(*Update: This post had been unpublished while I worked to gain some perspective. I have done so. I am in a different place. I am republishing for purposes of honest continuity.)
A question has been on my mind a great deal lately, and for all my pondering, I am no closer to an answer. Truly, I sort of took a jab at it and realized a very short time later how absolutely foolish the reasoning behind that jab was… it made good logic sense, as long as I set aside my awareness of the emotional side of things. In other words, no sense at all.
The question is, how do you make the observation to someone of, “I get what you’re saying in the here-and-now, but it is completely at odds with what you did and said in the before-now.”

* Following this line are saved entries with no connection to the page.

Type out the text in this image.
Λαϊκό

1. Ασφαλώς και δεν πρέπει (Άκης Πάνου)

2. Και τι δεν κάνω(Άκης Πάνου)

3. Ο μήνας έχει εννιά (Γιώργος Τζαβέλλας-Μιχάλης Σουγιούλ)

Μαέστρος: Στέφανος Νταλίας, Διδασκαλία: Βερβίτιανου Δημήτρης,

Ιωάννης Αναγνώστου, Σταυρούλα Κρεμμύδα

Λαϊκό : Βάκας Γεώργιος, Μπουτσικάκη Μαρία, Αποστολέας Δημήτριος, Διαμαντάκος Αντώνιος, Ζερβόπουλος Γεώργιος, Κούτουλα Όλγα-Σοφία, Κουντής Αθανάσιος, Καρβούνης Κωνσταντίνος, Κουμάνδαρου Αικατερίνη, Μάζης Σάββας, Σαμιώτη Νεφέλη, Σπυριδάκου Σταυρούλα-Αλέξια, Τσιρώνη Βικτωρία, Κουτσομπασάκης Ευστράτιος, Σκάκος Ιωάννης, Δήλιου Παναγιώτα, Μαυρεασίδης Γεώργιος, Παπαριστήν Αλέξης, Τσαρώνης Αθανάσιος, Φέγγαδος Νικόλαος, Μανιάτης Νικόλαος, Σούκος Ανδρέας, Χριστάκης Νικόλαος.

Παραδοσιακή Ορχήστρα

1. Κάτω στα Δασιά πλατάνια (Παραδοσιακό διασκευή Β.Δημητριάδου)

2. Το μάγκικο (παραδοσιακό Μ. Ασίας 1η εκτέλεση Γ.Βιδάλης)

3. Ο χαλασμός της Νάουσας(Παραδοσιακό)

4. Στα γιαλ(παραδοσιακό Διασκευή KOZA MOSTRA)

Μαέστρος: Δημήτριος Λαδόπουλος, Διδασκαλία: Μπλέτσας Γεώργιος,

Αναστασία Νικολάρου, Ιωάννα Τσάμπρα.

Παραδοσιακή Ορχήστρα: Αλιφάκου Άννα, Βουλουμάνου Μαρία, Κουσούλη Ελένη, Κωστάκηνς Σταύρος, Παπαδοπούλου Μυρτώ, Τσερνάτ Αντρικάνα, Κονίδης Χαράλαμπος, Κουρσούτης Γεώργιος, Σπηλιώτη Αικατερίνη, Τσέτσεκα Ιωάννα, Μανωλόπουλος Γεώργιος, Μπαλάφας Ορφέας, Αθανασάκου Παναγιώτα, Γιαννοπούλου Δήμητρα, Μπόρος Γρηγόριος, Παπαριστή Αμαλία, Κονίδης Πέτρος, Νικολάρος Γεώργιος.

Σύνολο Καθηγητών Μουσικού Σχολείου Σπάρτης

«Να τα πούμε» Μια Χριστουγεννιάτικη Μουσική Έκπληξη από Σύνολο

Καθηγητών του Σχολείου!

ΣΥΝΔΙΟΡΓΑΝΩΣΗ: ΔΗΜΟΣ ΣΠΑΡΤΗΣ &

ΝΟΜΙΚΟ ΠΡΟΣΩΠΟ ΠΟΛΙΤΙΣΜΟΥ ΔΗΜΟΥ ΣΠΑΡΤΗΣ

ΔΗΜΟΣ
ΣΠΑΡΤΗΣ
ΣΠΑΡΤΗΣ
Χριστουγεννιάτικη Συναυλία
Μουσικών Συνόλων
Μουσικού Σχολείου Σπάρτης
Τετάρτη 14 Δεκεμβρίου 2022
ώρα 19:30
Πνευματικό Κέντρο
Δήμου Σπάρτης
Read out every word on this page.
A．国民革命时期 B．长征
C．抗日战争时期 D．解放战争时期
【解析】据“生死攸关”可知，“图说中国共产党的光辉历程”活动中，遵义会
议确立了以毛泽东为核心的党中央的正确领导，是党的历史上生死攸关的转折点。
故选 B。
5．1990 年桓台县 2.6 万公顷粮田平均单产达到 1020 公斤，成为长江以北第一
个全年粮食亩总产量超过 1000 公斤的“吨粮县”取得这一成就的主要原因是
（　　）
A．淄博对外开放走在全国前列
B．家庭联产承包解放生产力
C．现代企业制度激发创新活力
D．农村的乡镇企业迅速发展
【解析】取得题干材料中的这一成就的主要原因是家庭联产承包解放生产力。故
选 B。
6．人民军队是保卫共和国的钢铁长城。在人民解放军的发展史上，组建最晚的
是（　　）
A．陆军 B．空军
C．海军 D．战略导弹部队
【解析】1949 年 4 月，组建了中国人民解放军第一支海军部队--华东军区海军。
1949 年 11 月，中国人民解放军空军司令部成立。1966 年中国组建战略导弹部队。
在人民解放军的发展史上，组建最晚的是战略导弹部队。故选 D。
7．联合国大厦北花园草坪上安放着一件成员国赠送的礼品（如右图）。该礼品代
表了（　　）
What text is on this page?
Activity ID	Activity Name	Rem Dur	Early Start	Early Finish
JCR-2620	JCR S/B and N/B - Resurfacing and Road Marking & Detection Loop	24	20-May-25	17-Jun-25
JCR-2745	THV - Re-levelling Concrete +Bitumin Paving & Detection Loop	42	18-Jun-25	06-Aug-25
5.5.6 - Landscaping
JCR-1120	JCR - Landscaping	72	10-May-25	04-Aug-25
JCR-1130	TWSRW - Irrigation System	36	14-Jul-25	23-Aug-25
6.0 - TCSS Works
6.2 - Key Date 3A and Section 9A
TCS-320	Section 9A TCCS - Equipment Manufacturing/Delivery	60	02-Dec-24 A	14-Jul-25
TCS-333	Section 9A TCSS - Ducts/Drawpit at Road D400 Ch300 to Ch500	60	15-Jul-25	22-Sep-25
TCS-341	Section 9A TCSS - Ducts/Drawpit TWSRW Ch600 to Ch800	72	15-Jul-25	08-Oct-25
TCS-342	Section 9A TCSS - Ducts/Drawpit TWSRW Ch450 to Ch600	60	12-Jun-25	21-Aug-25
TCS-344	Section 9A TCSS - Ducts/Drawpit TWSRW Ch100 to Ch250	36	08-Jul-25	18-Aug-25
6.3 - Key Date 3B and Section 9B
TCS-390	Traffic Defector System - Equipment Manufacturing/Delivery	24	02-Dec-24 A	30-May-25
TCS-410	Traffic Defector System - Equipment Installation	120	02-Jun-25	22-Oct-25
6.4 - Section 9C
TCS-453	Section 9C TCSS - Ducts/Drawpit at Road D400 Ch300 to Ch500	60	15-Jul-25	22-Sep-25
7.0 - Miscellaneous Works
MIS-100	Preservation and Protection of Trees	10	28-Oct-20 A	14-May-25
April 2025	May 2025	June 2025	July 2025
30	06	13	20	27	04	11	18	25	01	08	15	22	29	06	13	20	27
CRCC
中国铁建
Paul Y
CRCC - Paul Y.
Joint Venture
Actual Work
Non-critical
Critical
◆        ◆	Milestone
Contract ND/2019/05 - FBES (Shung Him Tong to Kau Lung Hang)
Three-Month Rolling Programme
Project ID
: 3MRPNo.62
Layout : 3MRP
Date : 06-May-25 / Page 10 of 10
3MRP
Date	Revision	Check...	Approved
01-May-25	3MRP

I’m beginning to believe that the answer is, “You don’t.” If someone has carefully constructed an alternate reality/belief, or has pick-and-choose-en which information to retain, to give focus to, and to emphasis, and which to treat as inconsequential, discountable, perhaps even forgettable, they’ve done it to relieve emotional/mental discomfort.
As badly as I want, for myself (and I tell myself for them as well), doing so is selfish and unloving. I think that pretty well changes the question of “How To?” to a resolution of telling myself, “You Cannot, regardless of the effect upon you!”
It doesn’t matter how convicted I am. It doesn’t matter how much it hurts. It doesn’t matter if it feels ‘unfair’ or like a wrong which needs righting, or like the reality of the universe has gone all off-kilter and spun into the nuclear corona of a gas giant. If I claim to love, then I must also act in love.
And. I must pray for strength and resolve to overcome selfishness and weakness when the hurt and temptation begin to better my weak-man.